Sur réquisitions écrites du procureur de la République aux fins de recherche et de poursuite d'infractions qu'il précise, l'identité de toute personne peut être également contrôlée, selon les mêmes modalités, dans les lieux et pour une période de temps déterminés par ce magistrat. Le fait que le contrôle d'identité révèle des infractions autres que celles visées dans les réquisitions du procureur de la République ne constitue pas une cause de nullité des procédures incidentes.

L'identité de toute personne, quel que soit son comportement, peut également être contrôlée, selon les modalités prévues au premier alinéa, pour prévenir une atteinte à l'ordre public, notamment à la sécurité des personnes ou des biens.

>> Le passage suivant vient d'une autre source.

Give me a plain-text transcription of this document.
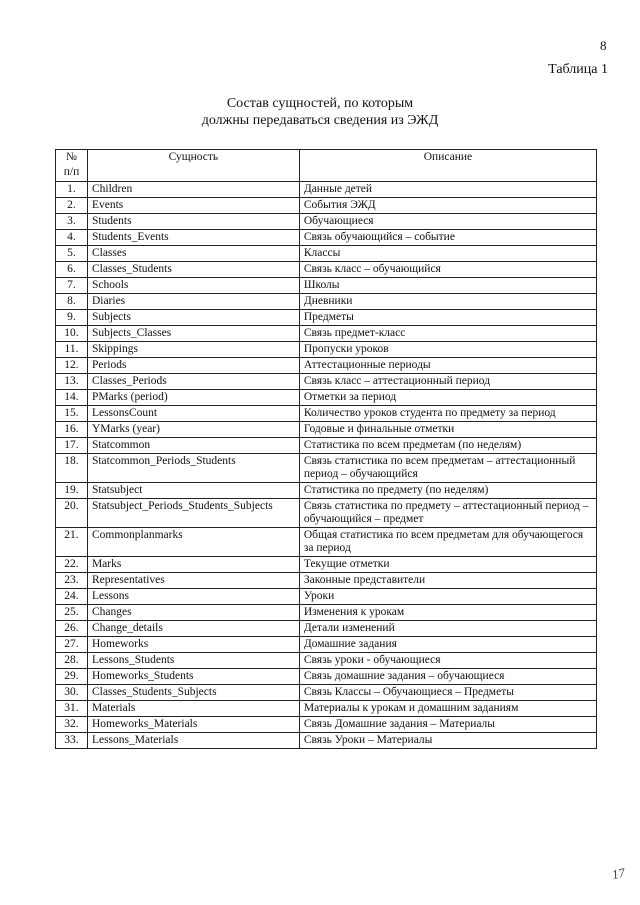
8
Таблица 1
Состав сущностей, по которым
должны передаваться сведения из ЭЖД
№ п/п	Сущность	Описание
1.	Children	Данные детей
2.	Events	События ЭЖД
3.	Students	Обучающиеся
4.	Students_Events	Связь обучающийся – событие
5.	Classes	Классы
6.	Classes_Students	Связь класс – обучающийся
7.	Schools	Школы
8.	Diaries	Дневники
9.	Subjects	Предметы
10.	Subjects_Classes	Связь предмет-класс
11.	Skippings	Пропуски уроков
12.	Periods	Аттестационные периоды
13.	Classes_Periods	Связь класс – аттестационный период
14.	PMarks (period)	Отметки за период
15.	LessonsCount	Количество уроков студента по предмету за период
16.	YMarks (year)	Годовые и финальные отметки
17.	Statcommon	Статистика по всем предметам (по неделям)
18.	Statcommon_Periods_Students	Связь статистика по всем предметам – аттестационный период – обучающийся
19.	Statsubject	Статистика по предмету (по неделям)
20.	Statsubject_Periods_Students_Subjects	Связь статистика по предмету – аттестационный период – обучающийся – предмет
21.	Commonplanmarks	Общая статистика по всем предметам для обучающегося за период
22.	Marks	Текущие отметки
23.	Representatives	Законные представители
24.	Lessons	Уроки
25.	Changes	Изменения к урокам
26.	Change_details	Детали изменений
27.	Homeworks	Домашние задания
28.	Lessons_Students	Связь уроки - обучающиеся
29.	Homeworks_Students	Связь домашние задания – обучающиеся
30.	Classes_Students_Subjects	Связь Классы – Обучающиеся – Предметы
31.	Materials	Материалы к урокам и домашним заданиям
32.	Homeworks_Materials	Связь Домашние задания – Материалы
33.	Lessons_Materials	Связь Уроки – Материалы
17
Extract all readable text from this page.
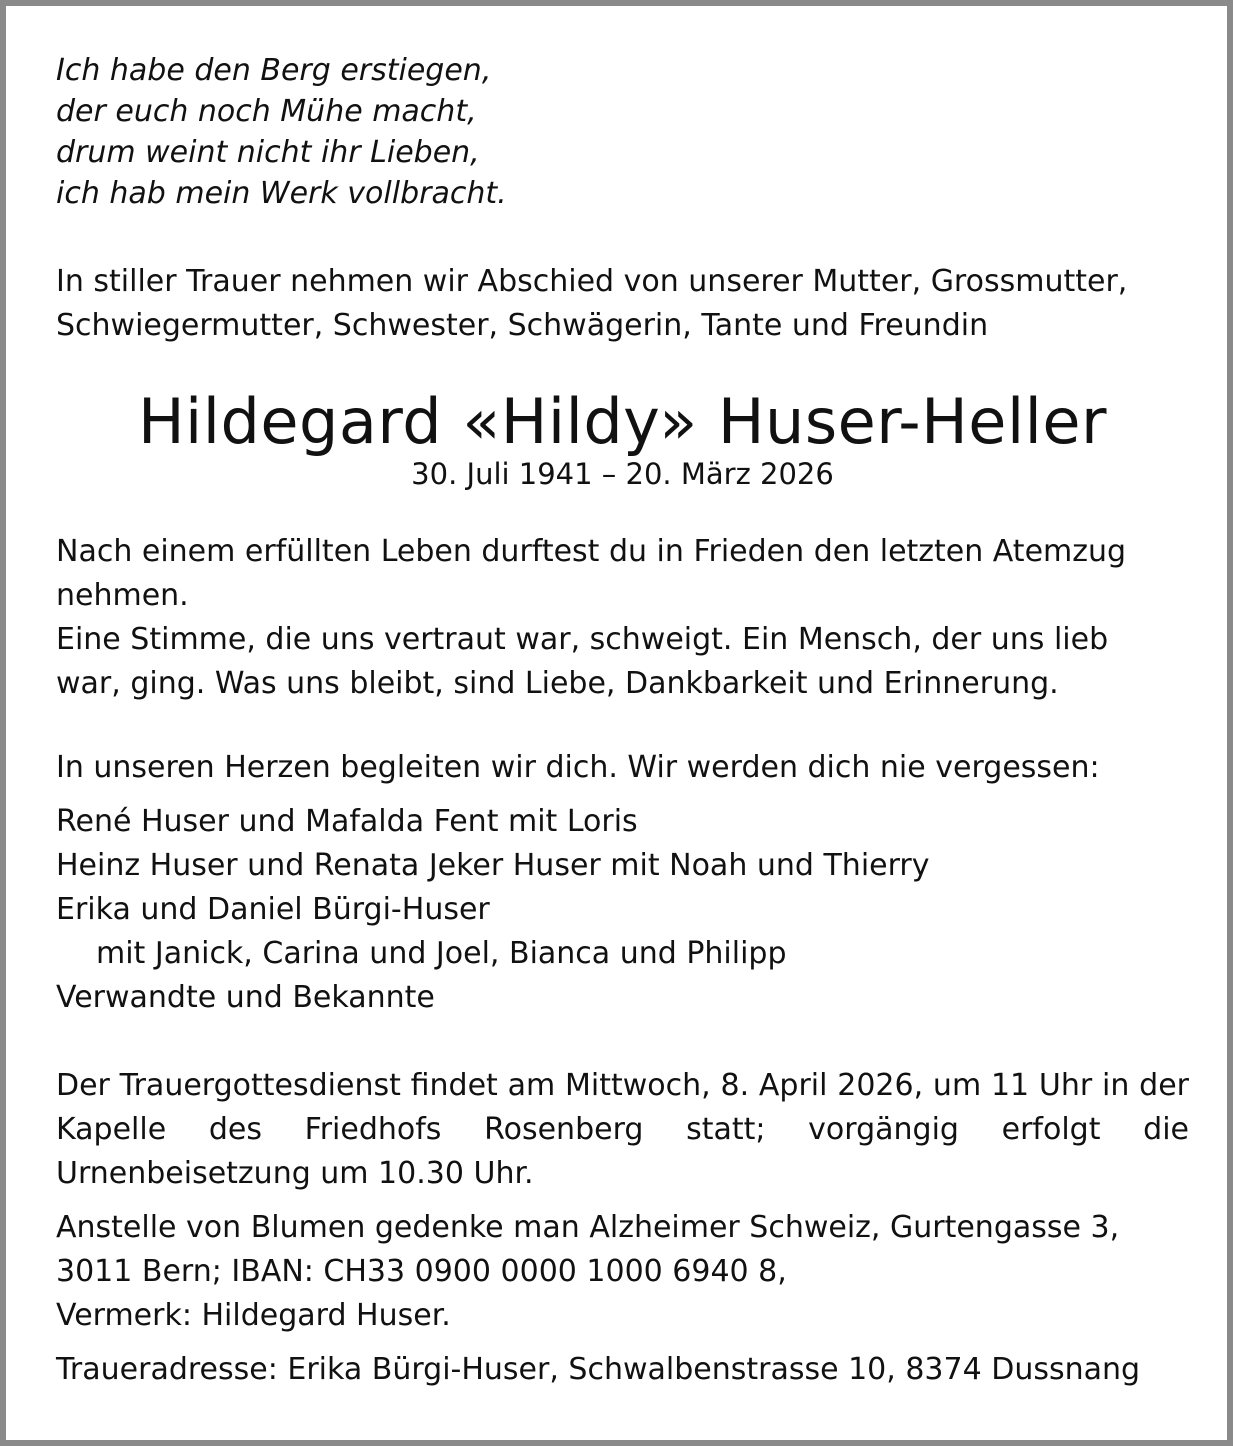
Ich habe den Berg erstiegen,
der euch noch Mühe macht,
drum weint nicht ihr Lieben,
ich hab mein Werk vollbracht.
In stiller Trauer nehmen wir Abschied von unserer Mutter, Grossmutter,
Schwiegermutter, Schwester, Schwägerin, Tante und Freundin
Hildegard «Hildy» Huser-Heller
30. Juli 1941 – 20. März 2026
Nach einem erfüllten Leben durftest du in Frieden den letzten Atemzug
nehmen.
Eine Stimme, die uns vertraut war, schweigt. Ein Mensch, der uns lieb
war, ging. Was uns bleibt, sind Liebe, Dankbarkeit und Erinnerung.
In unseren Herzen begleiten wir dich. Wir werden dich nie vergessen:
René Huser und Mafalda Fent mit Loris
Heinz Huser und Renata Jeker Huser mit Noah und Thierry
Erika und Daniel Bürgi-Huser
mit Janick, Carina und Joel, Bianca und Philipp
Verwandte und Bekannte
Der Trauergottesdienst findet am Mittwoch, 8. April 2026, um 11 Uhr in der Kapelle des Friedhofs Rosenberg statt; vorgängig erfolgt die Urnenbeisetzung um 10.30 Uhr.
Anstelle von Blumen gedenke man Alzheimer Schweiz, Gurtengasse 3,
3011 Bern; IBAN: CH33 0900 0000 1000 6940 8,
Vermerk: Hildegard Huser.
Traueradresse: Erika Bürgi-Huser, Schwalbenstrasse 10, 8374 Dussnang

Dans une zone comprise entre la frontière terrestre de la France avec les Etats parties à la convention signée à [Localité 10] le 19 juin 1990 et une ligne tracée à 20 kilomètres en deçà, ainsi que dans les zones accessibles au public des ports, aéroports et gares ferroviaires ou routières ouverts au trafic international et désignés par arrêté et aux abords de ces gares, pour la prévention et la recherche des infractions liées à la criminalité transfrontalière, l'identité de toute personne peut également être contrôlée, selon les modalités prévues au premier alinéa, en vue de vérifier le respect des obligations de détention, de port et de présentation des titres et documents prévues par la loi. Lorsque ce contrôle a lieu à bord d'un train effectuant une liaison internationale, il peut être opéré sur la portion du trajet entre la frontière et le premier arrêt qui se situe au-delà des vingt kilomètres de la frontière. Toutefois, sur celles des lignes ferroviaires effectuant une liaison internationale et présentant des caractéristiques particulières de desserte, le contrôle peut également être opéré entre cet arrêt et un arrêt situé dans la limite des cinquante kilomètres suivants. Ces lignes et ces arrêts sont désignés par arrêté ministériel. Lorsqu'il existe une section autoroutière démarrant dans la zone mentionnée à la première phrase du présent alinéa et que le premier péage autoroutier se situe au-delà de la ligne des 20 kilomètres, le contrôle peut en outre avoir lieu jusqu'à ce premier péage sur les aires de stationnement ainsi que sur le lieu de ce péage et les aires de stationnement attenantes. Les péages concernés par cette disposition sont désignés par arrêté. Le fait que le contrôle d'identité révèle une infraction autre que celle de non-respect des obligations susvisées ne constitue pas une cause de nullité des procédures incidentes. Pour l'application du présent alinéa, le contrôle des obligations de détention, de port et de présentation des titres et documents prévus par la loi ne peut être pratiqué que pour une durée n'excédant pas douze heures consécutives dans un même lieu et ne peut consister en un contrôle systématique des personnes présentes ou circulant dans les zones ou lieux mentionnés au même alinéa.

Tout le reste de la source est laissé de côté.